Fuel and taxes in Europe

Sept. 30, 1996
A European Commission (EC) report published this month reaches the altogether unstartling conclusion that the affordability and consumption of transportation fuels are related to one another. Europeans should be on guard. From just such observations of the obvious often flow grievous errors of policy.

A European Commission (EC) report published this month reaches the altogether unstartling conclusion that the affordability and consumption of transportation fuels are related to one another. Europeans should be on guard. From just such observations of the obvious often flow grievous errors of policy.

The report comes from the EC's environmental directorate and Eurostat, the Statistical Office of the European Communities, under the aegis of the European Union (EU) goal of "sustainable mobility." For 10 EU member countries, the report tracks the share of net disposable income per person required to buy 1,000 l. of a weighted mix of vehicle fuels. In each country and for the group at large, the share plummeted.

"As the price of fuel relative to disposable income has fallen," the report observes, "the consumption of fuels has increased."

Rising consumption

Of course it has increased. In the absence of extraordinary influences, the consumption of any commodity increases when its affordability rises.

According to the report, the fuel price per 1,000 l. relative to average disposable income per capita for the 10 countries as a group fell from 7.7% in 1980 to 4.9% in 1994. Among the largest consumers, the decreases were from 7.3% to 4% in Germany, 8.2% to 5.1% in the U.K., and 6.8% to 4.1% in France.

These are big changes. Yet it is no more startling that fuel affordability increased during this period than it is that fuel consumption increased as a consequence. In fact, the period chosen for the comparison exaggerates results. The starting point, 1980, was an historically high year for oil prices in many categories, including yearend quotes for Brent blend and the average annual price of Arabian light crude oil. It was also an economically sluggish year, with industrialized countries straining from high rates of inflation and slack growth, twin legacies of the crude price leap of the late 1970s.

In 1994, by contrast, yearend Brent quotes were at their second lowest level and Arabian light at its lowest annual average since 1988. And most European economies were in recovery, meaning incomes were rising.

Eurostat's news release on its study doesn't mention the aberrant forces that strained both dimensions of fuel affordability in 1980 or the more-cyclic influences that combined to make European fuel especially affordable in 1994. The context would have been useful.

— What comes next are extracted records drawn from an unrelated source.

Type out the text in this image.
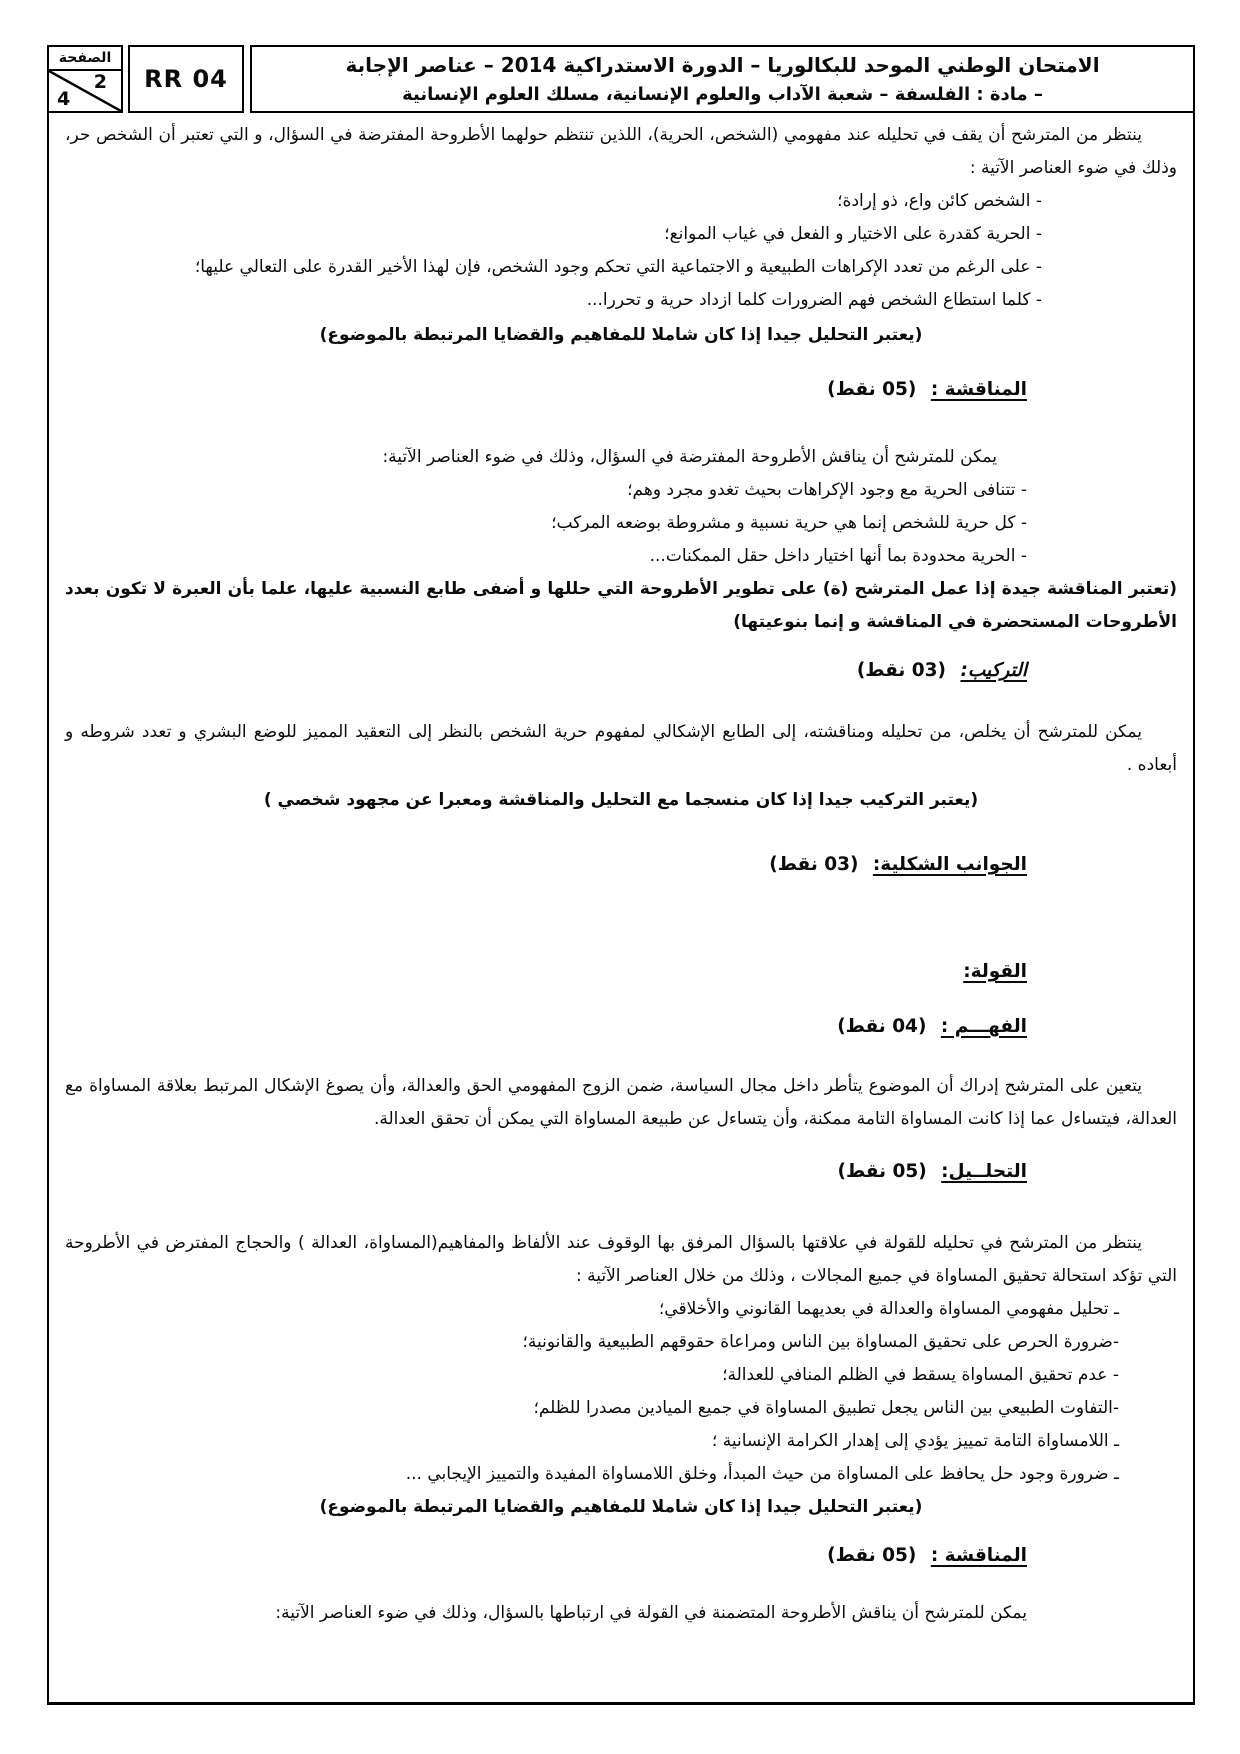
الصفحة
2
4
RR 04	الامتحان الوطني الموحد للبكالوريا – الدورة الاستدراكية 2014 – عناصر الإجابة
– مادة : الفلسفة – شعبة الآداب والعلوم الإنسانية، مسلك العلوم الإنسانية
ينتظر من المترشح أن يقف في تحليله عند مفهومي (الشخص، الحرية)، اللذين تنتظم حولهما الأطروحة المفترضة في السؤال، و التي تعتبر أن الشخص حر، وذلك في ضوء العناصر الآتية :
- الشخص كائن واع، ذو إرادة؛
- الحرية كقدرة على الاختيار و الفعل في غياب الموانع؛
- على الرغم من تعدد الإكراهات الطبيعية و الاجتماعية التي تحكم وجود الشخص، فإن لهذا الأخير القدرة على التعالي عليها؛
- كلما استطاع الشخص فهم الضرورات كلما ازداد حرية و تحررا...
(يعتبر التحليل جيدا إذا كان شاملا للمفاهيم والقضايا المرتبطة بالموضوع)
المناقشة : (05 نقط)
يمكن للمترشح أن يناقش الأطروحة المفترضة في السؤال، وذلك في ضوء العناصر الآتية:
- تتنافى الحرية مع وجود الإكراهات بحيث تغدو مجرد وهم؛
- كل حرية للشخص إنما هي حرية نسبية و مشروطة بوضعه المركب؛
- الحرية محدودة بما أنها اختيار داخل حقل الممكنات...
(تعتبر المناقشة جيدة إذا عمل المترشح (ة) على تطوير الأطروحة التي حللها و أضفى طابع النسبية عليها، علما بأن العبرة لا تكون بعدد الأطروحات المستحضرة في المناقشة و إنما بنوعيتها)
التركيب: (03 نقط)
يمكن للمترشح أن يخلص، من تحليله ومناقشته، إلى الطابع الإشكالي لمفهوم حرية الشخص بالنظر إلى التعقيد المميز للوضع البشري و تعدد شروطه و أبعاده .
(يعتبر التركيب جيدا إذا كان منسجما مع التحليل والمناقشة ومعبرا عن مجهود شخصي )
الجوانب الشكلية: (03 نقط)
القولة:
الفهـــم : (04 نقط)
يتعين على المترشح إدراك أن الموضوع يتأطر داخل مجال السياسة، ضمن الزوج المفهومي الحق والعدالة، وأن يصوغ الإشكال المرتبط بعلاقة المساواة مع العدالة، فيتساءل عما إذا كانت المساواة التامة ممكنة، وأن يتساءل عن طبيعة المساواة التي يمكن أن تحقق العدالة.
التحلــيل: (05 نقط)
ينتظر من المترشح في تحليله للقولة في علاقتها بالسؤال المرفق بها الوقوف عند الألفاظ والمفاهيم(المساواة، العدالة ) والحجاج المفترض في الأطروحة التي تؤكد استحالة تحقيق المساواة في جميع المجالات ، وذلك من خلال العناصر الآتية :
ـ تحليل مفهومي المساواة والعدالة في بعديهما القانوني والأخلاقي؛
-ضرورة الحرص على تحقيق المساواة بين الناس ومراعاة حقوقهم الطبيعية والقانونية؛
- عدم تحقيق المساواة يسقط في الظلم المنافي للعدالة؛
-التفاوت الطبيعي بين الناس يجعل تطبيق المساواة في جميع الميادين مصدرا للظلم؛
ـ اللامساواة التامة تمييز يؤدي إلى إهدار الكرامة الإنسانية ؛
ـ ضرورة وجود حل يحافظ على المساواة من حيث المبدأ، وخلق اللامساواة المفيدة والتمييز الإيجابي ...
(يعتبر التحليل جيدا إذا كان شاملا للمفاهيم والقضايا المرتبطة بالموضوع)
المناقشة : (05 نقط)
يمكن للمترشح أن يناقش الأطروحة المتضمنة في القولة في ارتباطها بالسؤال، وذلك في ضوء العناصر الآتية:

Instead, the impression is strong that Europeans use "too much" fuel for transportation because it is "too cheap." Eurostat does nothing to discourage the inference.

"Energy use depletes the earth's resources," it notes in another helpful assertion of the self-evident. Then this: "The stocks of fossil fuels are limited and cannot be guaranteed for future generations."

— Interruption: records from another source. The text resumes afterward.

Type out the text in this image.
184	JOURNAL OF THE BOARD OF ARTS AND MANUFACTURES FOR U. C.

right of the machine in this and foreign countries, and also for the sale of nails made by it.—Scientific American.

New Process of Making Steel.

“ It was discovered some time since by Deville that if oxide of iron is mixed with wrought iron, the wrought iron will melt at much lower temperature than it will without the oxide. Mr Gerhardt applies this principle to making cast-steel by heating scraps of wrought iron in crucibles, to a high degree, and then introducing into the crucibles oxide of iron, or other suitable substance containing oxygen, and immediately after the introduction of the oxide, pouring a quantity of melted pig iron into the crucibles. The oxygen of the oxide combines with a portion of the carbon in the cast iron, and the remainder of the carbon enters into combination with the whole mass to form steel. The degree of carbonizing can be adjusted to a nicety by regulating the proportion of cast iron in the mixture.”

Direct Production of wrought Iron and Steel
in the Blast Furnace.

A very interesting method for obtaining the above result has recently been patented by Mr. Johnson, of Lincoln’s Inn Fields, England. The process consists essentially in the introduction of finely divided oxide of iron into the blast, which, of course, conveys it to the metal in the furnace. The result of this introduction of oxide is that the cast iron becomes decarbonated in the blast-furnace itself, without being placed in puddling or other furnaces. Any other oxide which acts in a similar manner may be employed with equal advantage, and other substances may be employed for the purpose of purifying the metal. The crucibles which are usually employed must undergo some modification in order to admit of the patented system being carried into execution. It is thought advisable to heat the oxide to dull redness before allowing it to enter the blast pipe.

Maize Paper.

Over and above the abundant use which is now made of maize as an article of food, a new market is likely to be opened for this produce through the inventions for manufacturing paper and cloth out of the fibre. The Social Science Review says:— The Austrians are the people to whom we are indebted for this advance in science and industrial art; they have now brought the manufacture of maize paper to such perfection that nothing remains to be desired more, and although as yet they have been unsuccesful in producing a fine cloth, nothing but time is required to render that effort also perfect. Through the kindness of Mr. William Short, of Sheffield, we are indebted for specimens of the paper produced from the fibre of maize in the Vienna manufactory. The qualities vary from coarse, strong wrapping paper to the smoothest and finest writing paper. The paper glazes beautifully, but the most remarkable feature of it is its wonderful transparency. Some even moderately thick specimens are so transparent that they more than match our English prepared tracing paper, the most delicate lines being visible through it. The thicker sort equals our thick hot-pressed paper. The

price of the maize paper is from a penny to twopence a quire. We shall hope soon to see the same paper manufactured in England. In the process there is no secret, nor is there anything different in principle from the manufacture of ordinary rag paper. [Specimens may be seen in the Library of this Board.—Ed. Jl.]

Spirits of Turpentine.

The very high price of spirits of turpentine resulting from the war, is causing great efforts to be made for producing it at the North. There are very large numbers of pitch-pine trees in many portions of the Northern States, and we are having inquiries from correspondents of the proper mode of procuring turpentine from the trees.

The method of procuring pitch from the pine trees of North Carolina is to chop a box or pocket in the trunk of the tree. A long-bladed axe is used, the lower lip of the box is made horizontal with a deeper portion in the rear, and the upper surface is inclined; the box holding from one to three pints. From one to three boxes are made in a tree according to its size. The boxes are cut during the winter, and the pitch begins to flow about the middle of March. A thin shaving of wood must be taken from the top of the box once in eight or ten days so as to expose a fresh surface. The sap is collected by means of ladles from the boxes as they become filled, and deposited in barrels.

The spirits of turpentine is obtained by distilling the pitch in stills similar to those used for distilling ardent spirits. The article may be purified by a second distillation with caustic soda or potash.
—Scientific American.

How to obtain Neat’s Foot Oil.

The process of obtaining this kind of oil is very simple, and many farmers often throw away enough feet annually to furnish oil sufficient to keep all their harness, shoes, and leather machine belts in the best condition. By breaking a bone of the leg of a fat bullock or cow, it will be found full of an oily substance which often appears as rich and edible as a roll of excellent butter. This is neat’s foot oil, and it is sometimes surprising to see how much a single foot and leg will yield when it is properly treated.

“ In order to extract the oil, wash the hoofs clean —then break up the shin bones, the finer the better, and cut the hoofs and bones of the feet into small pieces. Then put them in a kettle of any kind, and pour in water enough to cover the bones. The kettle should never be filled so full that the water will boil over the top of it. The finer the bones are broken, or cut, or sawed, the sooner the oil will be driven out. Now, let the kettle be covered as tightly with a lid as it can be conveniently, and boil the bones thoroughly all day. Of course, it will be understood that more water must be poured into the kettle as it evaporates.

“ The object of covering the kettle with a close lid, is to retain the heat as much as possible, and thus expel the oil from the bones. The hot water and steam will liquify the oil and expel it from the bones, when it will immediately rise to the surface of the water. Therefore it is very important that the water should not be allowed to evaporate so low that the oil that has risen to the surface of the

Might a political agenda lurk in all this? Governments always talk about the need to preserve resources for future generations before they raise taxes. And European governments are unusually desperate for revenues these days. All but three of them-those of Denmark, Ireland, and Luxembourg-haven't met the EU's budgetary targets for economic and monetary union (EMU), due for launch in 1998.

Big tax load

Yet from a non-European perspective, any addition to taxes on European motor fuels seems inhumane. In every major fuel consuming country of Europe, taxes account for 75% or more of retail prices of gasoline and at least 55% of retail prices of diesel. This burden on mobility partly explains why European economies have had trouble sustaining recovery in recent years. Higher taxes could knock them back into recession and sabotage EMU from the output side of its economic targets.

But then, by the parameters implied by the Eurostat report, recession might be useful. People tend to travel less than they would otherwise and thereby preserve more resources for future generations when they're out of work and short of money.